Fukuyama, for his part, was forced to make a critical concession—to none other than technological human enhancement. There is reason, Fukuyama and other anti-transhumanists argue, to believe that the power of technology to biologically alter humanity imperils the fundamental pillars of democratic society—for instance, equality before the law and equality of opportunity. As supporters of meritocracy, we recognise that the latter claim requires a prior complicity in the construction and perpetuation of the myth that democracy provides equality of opportunity. And as rational individuals, we recognise that there is no valid a priori reason to believe that human enhancement in and of itself would bear such consequences. He who preaches against technology is delusional, but far more reprehensible to Fukuyama is the blasphemer against the dogma of negative liberty, Western society’s sanctum sanctorum. Predictably enough, Fukuyama directs his criticism against transhumanism, arguing that it threatens some “human essence” that apparently forms the basis for legal rights. Perhaps the light of transhumanism has merely illuminated the ethical vapidity of the “ultimate” form of human government.
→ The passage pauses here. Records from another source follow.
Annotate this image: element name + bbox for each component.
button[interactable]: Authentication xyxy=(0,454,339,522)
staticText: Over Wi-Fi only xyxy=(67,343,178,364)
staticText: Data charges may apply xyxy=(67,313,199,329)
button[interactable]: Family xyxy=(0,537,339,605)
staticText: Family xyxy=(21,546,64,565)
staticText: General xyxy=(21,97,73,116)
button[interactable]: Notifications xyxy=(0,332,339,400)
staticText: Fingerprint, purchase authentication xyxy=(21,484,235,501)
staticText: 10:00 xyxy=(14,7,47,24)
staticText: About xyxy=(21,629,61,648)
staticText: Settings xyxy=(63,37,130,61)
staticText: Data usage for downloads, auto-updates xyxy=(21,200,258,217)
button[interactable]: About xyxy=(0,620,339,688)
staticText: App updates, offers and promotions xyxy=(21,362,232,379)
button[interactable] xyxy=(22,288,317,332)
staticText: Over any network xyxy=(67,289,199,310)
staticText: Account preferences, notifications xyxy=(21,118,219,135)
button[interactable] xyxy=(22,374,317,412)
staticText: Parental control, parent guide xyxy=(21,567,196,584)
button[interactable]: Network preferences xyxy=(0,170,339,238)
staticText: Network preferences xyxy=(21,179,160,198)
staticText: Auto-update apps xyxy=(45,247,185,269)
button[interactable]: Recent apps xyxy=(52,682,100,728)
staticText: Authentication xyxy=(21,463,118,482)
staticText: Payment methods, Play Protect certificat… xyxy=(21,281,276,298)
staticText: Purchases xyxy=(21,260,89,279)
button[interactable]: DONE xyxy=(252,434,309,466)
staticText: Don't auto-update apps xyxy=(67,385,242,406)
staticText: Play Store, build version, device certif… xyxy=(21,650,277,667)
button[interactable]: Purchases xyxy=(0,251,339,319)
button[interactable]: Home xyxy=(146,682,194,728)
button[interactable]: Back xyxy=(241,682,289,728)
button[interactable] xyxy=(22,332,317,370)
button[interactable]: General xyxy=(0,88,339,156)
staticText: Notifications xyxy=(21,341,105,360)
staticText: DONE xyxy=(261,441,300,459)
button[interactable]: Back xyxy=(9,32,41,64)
If we assume that human enhancement technologies become available in a Western-style society, the economic accessibility of these technologies is a valid concern, as is the extent to which parental sovereignty will dictate their accessibility to children. But many of the insidious sorceries of the anti-enhancement camp are anchored in a failure to acknowledge the multiconditional nature of the inequity of access; impediment of social mobility as a consequence of human enhancement requires both (a) that human enhancement be possible and (b) that individuals do not have equal access to human enhancement technologies. As previously discussed, attempting to legally impede technological progress or access to technology is at best an endorsement of libertarian ideology among pro-enhancement individuals (who might otherwise gravitate toward meritocracy) and at worst thoroughly ineffective. Among the strongest thrusts of both, the anti-enhancement argument and the libertarian transhumanist argument are nullified by restructuring the system to guarantee access to technological advancements to all individuals. Moreover, current affairs do not suggest that the market is the best guarantor of this type of access. Rather, the strongest support for every child to enjoy equal opportunity of enhancement technologies is offered by the public sector via the pillars of meritocracy.